Я закончила работу к одиннадцати часам и начала раскладывать ее по экземплярам, когда вошел Каравеи и освободил меня от этого занятия. На нем был темно-синий летний костюм и какой-то дрянной галстук в белый горошек, и он подавлял меня своим ростом и энергией. Он уже успел заскочить в агентство за макетами и привез мне конверт с премиальными. Вместе с тремястами обещанными франками я насчитала более тысячи – почти мое месячное жалованье. И я сказала – я никогда не упускаю случая поблагодарить – Большое спасибо, это грандиозно, это слишком много".
Он торопливо сунул работу в черный кожаный саквояж и, тяжело дыша, спросил, есть ли у меня водительские права. Нелепый вопрос. Анита знает, что есть, и, наверное, сказала ему. Когда она по случаю купила свою первую машину, "симку" с откидным верхом, она так боялась сесть за руль, что вывела машину из гаража я. А потом по четыре-пять раз в день я перегоняла ее с одной стоянки с ограничением времени на другую.

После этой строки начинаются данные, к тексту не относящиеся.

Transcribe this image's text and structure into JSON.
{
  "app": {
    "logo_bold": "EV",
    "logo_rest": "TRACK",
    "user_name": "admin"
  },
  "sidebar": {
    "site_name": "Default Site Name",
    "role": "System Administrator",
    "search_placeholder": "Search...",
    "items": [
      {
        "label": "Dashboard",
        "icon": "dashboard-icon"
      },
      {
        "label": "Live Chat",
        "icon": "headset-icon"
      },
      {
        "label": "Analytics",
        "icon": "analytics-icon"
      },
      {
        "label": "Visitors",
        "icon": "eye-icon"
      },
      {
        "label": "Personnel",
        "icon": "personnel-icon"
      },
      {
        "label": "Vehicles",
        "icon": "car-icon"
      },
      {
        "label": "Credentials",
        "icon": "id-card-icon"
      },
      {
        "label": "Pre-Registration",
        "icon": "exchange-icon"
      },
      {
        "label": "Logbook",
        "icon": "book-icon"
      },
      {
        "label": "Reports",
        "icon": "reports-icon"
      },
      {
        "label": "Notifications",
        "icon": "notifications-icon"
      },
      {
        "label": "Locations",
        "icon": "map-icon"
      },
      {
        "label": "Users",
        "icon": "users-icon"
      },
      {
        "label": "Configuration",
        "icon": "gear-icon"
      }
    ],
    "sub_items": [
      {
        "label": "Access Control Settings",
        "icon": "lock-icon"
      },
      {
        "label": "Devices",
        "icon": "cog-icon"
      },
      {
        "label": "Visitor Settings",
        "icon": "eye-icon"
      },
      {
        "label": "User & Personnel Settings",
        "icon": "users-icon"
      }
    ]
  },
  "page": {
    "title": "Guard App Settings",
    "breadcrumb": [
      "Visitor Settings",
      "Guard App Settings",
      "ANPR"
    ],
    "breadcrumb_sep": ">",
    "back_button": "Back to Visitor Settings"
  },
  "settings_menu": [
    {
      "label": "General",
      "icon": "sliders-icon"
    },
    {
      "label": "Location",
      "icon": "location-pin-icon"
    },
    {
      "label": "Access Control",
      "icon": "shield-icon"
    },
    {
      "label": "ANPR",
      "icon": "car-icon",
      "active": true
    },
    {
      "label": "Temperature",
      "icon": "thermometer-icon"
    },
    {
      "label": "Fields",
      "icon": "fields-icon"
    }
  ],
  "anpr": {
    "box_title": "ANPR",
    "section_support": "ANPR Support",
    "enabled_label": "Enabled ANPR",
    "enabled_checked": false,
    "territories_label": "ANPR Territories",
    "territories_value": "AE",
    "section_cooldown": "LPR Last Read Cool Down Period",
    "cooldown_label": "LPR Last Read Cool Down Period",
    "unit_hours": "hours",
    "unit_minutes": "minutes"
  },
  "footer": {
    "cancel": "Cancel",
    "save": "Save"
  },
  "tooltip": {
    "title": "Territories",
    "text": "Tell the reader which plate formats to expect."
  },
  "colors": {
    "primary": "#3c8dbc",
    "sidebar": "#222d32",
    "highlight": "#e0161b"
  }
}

Но если говорить по совести, то по-настоящему я в своей жизни водила только одну машину – приютский грузовичок-фургон фирмы "Рено" с мотором мощностью две налоговые силы. Оплатила мое обучение Матушка ("Это пригодится тебе в жизни и к тому же заставит выбрать мужа с машиной, а не какого-нибудь голодранца за его прекрасные глаза"), и только я возила ее, когда она выезжала по делам. Я тогда училась в выпускном классе. В приюте было два одинаковых грузовичка, мне достался тот, что постарее. "Можешь его разбить, – говорила мне Матушка, – наловчишься, и тогда мы заберем хорошую машину у сестры Мари де Ла Питье". Но уже при скорости тридцать километров в час она вцеплялась руками в сиденье, а при сорока – кричала, что я убийца. Однажды она с перепугу потянула на себя ручной тормоз, и мы обе чуть не вылетели через ветровое стекло.